Rose was unperturbed. ‘But we’re so lucky, Laura. We have Ma and Uncle Tziga as guides. We don’t get pushed off into the Place in the company of rangers and a gaggle of poor, piss-pants kids with fortune-hunter parents.’

It seemed that Rose hadn’t considered that she wouldn’t go. That, like almost everyone, she wouldn’t be able to enter the Place, but would be left standing on the everyday road. ‘But —’ Laura began. She was about to say, ‘What say you don’t go there?’ Then she stopped. She could feel Rose’s confidence like the noonday sun, Rose’s confidence shrinking and blackening Laura’s doubts. If Laura were to say, ‘What say it doesn’t happen?’ she would sound mean. Laura felt the difference in their expectations like a poison between them, a contamination that only she was aware of. She decided not to say anything. She felt that her cousin’s confidence would contaminate her own luck — but only if she spoke, and spoiled it for Rose.

‘It’ll be an adventure,’ Rose said, as though she were reading Laura’s mind.

‘An ordeal,’ Laura thought. But her father would be there. Her father, at least, would understand her disappointment if she didn’t succeed. Laura was quiet for a time. A breeze had got up. They were sheltered from it by the rocks, but Laura could hear the flax bushes clapping. That, and the clucks and groans of roosting gulls.

‘Wasn’t Mamie a pain, though?’ Rose said, sleepily. ‘All her false sentiment about how the school will do without us.’

‘Without
you
,’ Laura said.

‘Oh yes. Perhaps she thinks I’m flattered. But the way she talked about our Trying, as if it’s never bravery
we’re showing — it’s only pride.

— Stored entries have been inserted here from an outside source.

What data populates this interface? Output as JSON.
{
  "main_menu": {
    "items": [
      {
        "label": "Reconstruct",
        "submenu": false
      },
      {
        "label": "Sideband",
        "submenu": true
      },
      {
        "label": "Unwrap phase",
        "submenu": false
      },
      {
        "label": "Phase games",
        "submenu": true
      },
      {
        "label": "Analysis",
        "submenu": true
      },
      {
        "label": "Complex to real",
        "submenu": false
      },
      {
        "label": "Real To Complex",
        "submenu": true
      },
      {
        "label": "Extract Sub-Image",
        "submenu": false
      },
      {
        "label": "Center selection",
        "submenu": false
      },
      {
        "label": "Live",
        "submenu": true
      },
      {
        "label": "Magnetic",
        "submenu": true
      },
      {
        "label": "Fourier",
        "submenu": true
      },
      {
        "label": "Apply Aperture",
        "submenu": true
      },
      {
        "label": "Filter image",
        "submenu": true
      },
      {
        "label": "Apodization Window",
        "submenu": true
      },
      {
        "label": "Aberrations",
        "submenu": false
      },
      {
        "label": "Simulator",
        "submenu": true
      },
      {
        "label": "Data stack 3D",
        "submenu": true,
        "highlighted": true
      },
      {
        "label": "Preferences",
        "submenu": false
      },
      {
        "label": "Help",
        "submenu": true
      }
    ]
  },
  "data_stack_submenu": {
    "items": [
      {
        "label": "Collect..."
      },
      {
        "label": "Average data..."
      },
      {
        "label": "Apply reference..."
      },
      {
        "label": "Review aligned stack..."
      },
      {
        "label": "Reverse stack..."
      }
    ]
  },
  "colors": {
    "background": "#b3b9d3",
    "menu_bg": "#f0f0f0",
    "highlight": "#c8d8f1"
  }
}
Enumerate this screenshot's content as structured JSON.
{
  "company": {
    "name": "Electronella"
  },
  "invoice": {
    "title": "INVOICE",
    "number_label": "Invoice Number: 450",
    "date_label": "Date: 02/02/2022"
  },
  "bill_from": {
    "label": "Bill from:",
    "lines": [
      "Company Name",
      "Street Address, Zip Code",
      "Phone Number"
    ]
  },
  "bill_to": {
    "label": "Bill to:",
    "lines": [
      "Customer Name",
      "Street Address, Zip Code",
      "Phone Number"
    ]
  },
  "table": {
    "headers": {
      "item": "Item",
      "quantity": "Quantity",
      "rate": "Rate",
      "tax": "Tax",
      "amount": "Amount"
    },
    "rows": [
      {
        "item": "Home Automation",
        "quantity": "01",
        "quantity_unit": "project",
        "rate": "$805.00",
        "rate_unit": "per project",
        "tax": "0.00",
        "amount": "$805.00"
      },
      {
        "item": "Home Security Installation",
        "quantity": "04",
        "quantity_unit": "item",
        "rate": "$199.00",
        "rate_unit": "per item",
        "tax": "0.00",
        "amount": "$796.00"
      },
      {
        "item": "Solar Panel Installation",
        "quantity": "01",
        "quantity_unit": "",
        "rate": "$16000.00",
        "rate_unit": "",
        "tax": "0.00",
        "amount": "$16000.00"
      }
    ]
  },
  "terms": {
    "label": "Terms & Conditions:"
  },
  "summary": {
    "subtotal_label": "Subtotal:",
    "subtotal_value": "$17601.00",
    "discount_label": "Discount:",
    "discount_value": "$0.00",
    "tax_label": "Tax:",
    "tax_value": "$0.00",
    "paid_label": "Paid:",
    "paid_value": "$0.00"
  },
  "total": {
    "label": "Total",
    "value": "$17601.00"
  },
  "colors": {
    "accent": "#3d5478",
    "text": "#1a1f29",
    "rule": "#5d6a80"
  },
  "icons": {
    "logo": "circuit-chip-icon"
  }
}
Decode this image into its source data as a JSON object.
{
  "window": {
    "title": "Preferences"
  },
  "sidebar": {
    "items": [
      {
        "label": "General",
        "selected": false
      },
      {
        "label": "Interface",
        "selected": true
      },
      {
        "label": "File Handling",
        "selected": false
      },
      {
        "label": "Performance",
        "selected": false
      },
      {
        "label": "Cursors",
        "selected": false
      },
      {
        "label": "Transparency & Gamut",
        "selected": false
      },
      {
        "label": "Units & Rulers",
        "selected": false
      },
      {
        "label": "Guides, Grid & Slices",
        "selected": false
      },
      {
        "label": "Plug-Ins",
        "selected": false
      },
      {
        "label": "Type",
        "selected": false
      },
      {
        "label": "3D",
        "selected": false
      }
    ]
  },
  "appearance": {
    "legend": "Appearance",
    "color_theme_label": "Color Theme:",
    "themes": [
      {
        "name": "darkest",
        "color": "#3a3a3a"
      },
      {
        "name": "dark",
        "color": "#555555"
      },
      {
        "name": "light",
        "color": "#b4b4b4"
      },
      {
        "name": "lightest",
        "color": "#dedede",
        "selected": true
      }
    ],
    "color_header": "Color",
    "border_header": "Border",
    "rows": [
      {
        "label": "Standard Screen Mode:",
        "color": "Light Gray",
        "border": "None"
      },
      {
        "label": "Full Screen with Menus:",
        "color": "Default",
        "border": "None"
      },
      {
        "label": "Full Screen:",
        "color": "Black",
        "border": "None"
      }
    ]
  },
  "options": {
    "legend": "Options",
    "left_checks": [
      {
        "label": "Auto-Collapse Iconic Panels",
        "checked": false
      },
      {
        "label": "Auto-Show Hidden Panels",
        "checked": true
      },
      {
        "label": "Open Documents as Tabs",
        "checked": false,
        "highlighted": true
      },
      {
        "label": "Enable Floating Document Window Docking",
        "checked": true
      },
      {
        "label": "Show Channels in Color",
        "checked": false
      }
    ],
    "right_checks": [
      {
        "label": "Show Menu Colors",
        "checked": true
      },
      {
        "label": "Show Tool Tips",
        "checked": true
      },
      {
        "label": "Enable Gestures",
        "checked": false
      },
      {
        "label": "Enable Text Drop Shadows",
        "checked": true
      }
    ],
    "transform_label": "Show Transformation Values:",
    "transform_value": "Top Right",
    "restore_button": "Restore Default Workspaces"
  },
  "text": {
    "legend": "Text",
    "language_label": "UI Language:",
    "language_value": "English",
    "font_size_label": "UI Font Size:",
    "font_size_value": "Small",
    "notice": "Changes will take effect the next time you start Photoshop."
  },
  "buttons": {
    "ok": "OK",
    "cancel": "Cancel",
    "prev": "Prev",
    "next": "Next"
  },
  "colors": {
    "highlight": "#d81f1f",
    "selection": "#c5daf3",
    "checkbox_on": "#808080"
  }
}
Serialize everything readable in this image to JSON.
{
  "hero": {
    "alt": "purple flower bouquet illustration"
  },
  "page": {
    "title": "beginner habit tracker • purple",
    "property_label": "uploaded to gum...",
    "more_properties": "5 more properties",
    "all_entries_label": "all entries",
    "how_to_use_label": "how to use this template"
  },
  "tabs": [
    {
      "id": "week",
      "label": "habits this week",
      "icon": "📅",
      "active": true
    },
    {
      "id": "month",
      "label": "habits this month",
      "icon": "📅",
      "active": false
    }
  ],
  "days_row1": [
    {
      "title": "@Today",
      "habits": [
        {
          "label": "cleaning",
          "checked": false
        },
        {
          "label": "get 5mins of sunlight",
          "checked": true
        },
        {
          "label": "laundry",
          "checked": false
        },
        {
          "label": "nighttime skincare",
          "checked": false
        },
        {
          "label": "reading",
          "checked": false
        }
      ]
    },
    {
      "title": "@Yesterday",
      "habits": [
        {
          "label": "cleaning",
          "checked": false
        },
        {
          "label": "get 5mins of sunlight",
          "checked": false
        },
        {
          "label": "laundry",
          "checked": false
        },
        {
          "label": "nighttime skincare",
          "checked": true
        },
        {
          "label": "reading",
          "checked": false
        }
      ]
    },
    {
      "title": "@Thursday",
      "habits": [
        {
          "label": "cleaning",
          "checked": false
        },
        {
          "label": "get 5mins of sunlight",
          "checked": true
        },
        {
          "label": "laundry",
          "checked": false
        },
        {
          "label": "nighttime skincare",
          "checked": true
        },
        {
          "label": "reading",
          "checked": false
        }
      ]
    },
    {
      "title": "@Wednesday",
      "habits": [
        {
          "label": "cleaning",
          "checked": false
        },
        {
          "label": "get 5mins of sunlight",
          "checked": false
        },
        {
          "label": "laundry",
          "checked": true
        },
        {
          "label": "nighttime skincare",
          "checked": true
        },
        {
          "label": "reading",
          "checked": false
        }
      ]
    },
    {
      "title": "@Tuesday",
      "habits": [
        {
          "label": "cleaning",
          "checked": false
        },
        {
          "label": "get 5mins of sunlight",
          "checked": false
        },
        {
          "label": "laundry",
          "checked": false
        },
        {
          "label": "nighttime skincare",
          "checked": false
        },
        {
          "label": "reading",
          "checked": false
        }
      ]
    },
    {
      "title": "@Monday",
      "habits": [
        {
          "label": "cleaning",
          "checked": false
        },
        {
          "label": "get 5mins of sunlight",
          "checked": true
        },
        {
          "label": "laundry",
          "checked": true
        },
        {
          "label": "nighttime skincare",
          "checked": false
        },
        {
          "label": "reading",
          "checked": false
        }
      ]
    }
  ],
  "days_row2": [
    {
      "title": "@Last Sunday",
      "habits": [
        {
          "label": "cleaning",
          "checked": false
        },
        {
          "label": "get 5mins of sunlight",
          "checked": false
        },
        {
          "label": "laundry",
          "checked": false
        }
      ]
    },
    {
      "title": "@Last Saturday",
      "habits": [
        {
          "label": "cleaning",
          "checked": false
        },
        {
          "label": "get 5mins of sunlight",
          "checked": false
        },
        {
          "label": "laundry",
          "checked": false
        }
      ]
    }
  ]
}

Implying that we are horribly confident. We’re forward, so, if we fall on our faces, then it serves us right. And the other girls, saying “I don’t know how you do it”, and “I’d never have the nerve”.’ Rose hissed with contempt, ‘It isn’t admiration — it’s an effort to control us. To make us see sense, or show fear — or something!’

Laura could see Rose’s profile, her cocked elbows. Rose was gazing up into the stars and Laura knew her eyes would be wide — she’d be wearing her fighting look.

‘They’re so transparent,’ Rose said. ‘Honestly.’

Laura realised that Rose, in taking her friends’ concern as their attempt to make her feel fear, must be resisting fear. At some level Rose was nervous, too. As soon as she’d thought this Laura felt the late hour, the long day. She felt herself slipping, falling down into the soft dark below the clear black of the open air. ‘They’re your friends, Rose,’ she said sleepily. ‘They care about you.’

‘I know. But they want me to stay with them, at school. They want me to fail.’

‘Not you,’ Laura said, and fell asleep — and into dreams, her own dreams.